A number of executives and officers at Lawrence-based Black Box Corp. were sued yesterday by a shareholder alleging they shirked their fiduciary duties while enriching themselves by backdating stock options.

John L. Anderson, in his a suit filed yesterday in U.S. District Court in Pittsburgh, claimed that from 1995 to 2002, 14 officials at the communication networks equipment provider colluded with one another to backdate stock option grants for certain company executives at improperly low prices and then sell the shares for substantial profits.

Among those named were current Chief Executive Officer Frederick C. Young, retired CEO Jeffrey M. Boetticher and corporate compliance director Anna M. Baird.

Attempts to reach officials at Black Box were unsuccessful.

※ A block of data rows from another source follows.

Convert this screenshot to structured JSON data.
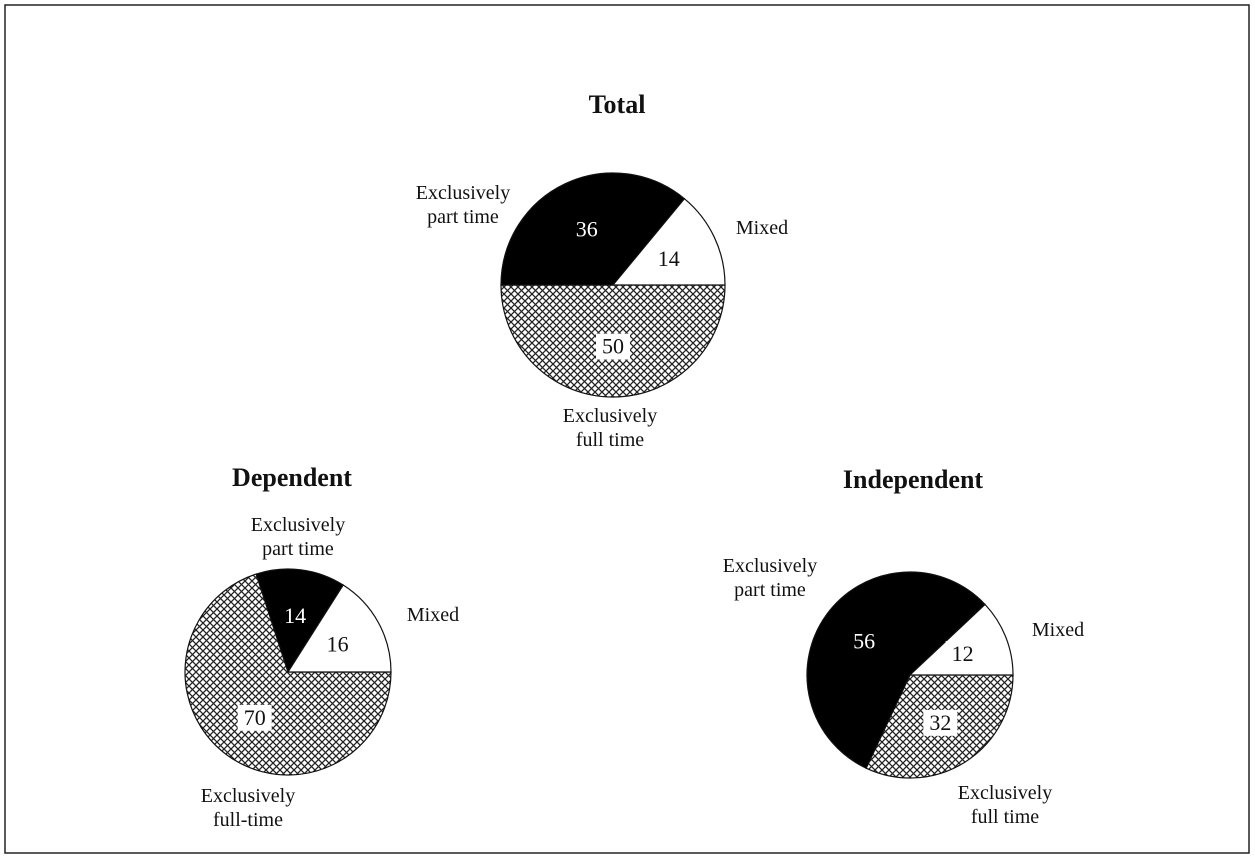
{
  "chart_data": [
    {
      "type": "pie",
      "title": "Total",
      "categories": [
        "Exclusively full time",
        "Exclusively part time",
        "Mixed"
      ],
      "values": [
        50,
        36,
        14
      ]
    },
    {
      "type": "pie",
      "title": "Dependent",
      "categories": [
        "Exclusively full-time",
        "Exclusively part time",
        "Mixed"
      ],
      "values": [
        70,
        14,
        16
      ]
    },
    {
      "type": "pie",
      "title": "Independent",
      "categories": [
        "Exclusively full time",
        "Exclusively part time",
        "Mixed"
      ],
      "values": [
        32,
        56,
        12
      ]
    }
  ]
}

The lawsuit says that the alleged back-dating of options caused Black Box to sustain "millions of dollars in damages'' and the recipients of the options to garner "millions in unlawful proceeds." The suit alleges that Mr. Young earned the most from the actions, more than $13 million.

Stock options are incentives typically awarded to company executives, allowing them to buy a number of shares at a set price, typically the price on the day they are awarded. If and when the company's stock rises, the executive can opt to buy the shares at the previously set "strike price" and then promptly sell them to turn a profit.

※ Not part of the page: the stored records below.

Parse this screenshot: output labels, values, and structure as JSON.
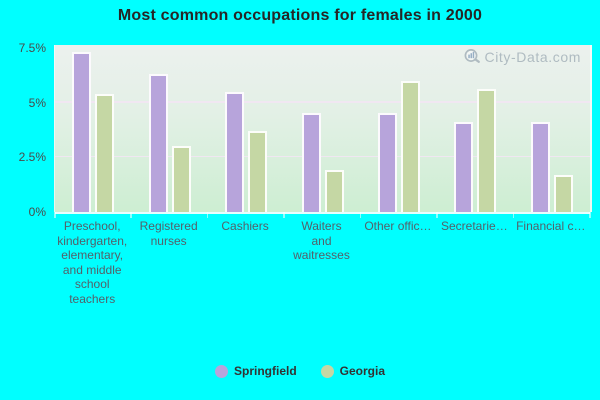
{
  "title": "Most common occupations for females in 2000",
  "watermark": {
    "text": "City-Data.com",
    "icon": "magnifier-chart-icon"
  },
  "colors": {
    "background": "#00ffff",
    "springfield": "#b7a4db",
    "georgia": "#c5d7a4",
    "plot_top": "#ecf1ee",
    "plot_bottom": "#cdeed2"
  },
  "chart_data": {
    "type": "bar",
    "title": "Most common occupations for females in 2000",
    "categories": [
      "Preschool, kindergarten, elementary, and middle school teachers",
      "Registered nurses",
      "Cashiers",
      "Waiters and waitresses",
      "Other offic…",
      "Secretarie…",
      "Financial c…"
    ],
    "xtick_labels": [
      "Preschool,\nkindergarten,\nelementary,\nand middle\nschool\nteachers",
      "Registered\nnurses",
      "Cashiers",
      "Waiters\nand\nwaitresses",
      "Other offic…",
      "Secretarie…",
      "Financial c…"
    ],
    "series": [
      {
        "name": "Springfield",
        "color": "#b7a4db",
        "values": [
          7.3,
          6.3,
          5.5,
          4.5,
          4.5,
          4.1,
          4.1
        ]
      },
      {
        "name": "Georgia",
        "color": "#c5d7a4",
        "values": [
          5.4,
          3.0,
          3.7,
          1.9,
          6.0,
          5.6,
          1.7
        ]
      }
    ],
    "ylabel": "",
    "xlabel": "",
    "ylim": [
      0,
      7.5
    ],
    "yticks": [
      "7.5%",
      "5%",
      "2.5%",
      "0%"
    ],
    "ytick_values": [
      7.5,
      5,
      2.5,
      0
    ],
    "gridlines": [
      5,
      2.5
    ],
    "grid": "on",
    "legend_position": "bottom"
  }
}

The option to buy at the set price does expire, however -- most stock option incentives last about a decade -- meaning that the option holder must buy the shares within a set time frame that is agreed to by the company's board. While it's not illegal to backdate stock options, or change the date the options are awarded to a day when the shares are trading at a low price, general accounting principles require the company to count the difference as an expense.

Court documents claim that 10 option grants Black Box issued since 1996 coincide with days that the firm's shares were at their lowest in that fiscal quarter and year, and Mr. Anderson contends there was less than a .04 percent chance that it was a coincidence that Black Box's option grants were on dates when the shares were at a low. "The only explanation ...is that the options were backdated to coincide with favorable dates when the price of Black Box stock was particularly low," court documents said.

Mr. Anderson also alleges that the defendants, who include company director and audit committee member William R. Newlin, chief administrative officer of local retailer Dick's Sporting Goods, worked to conceal the backdated options and filed 11 years' worth of fraudulent financial reports with the Securities and Exchange Commission.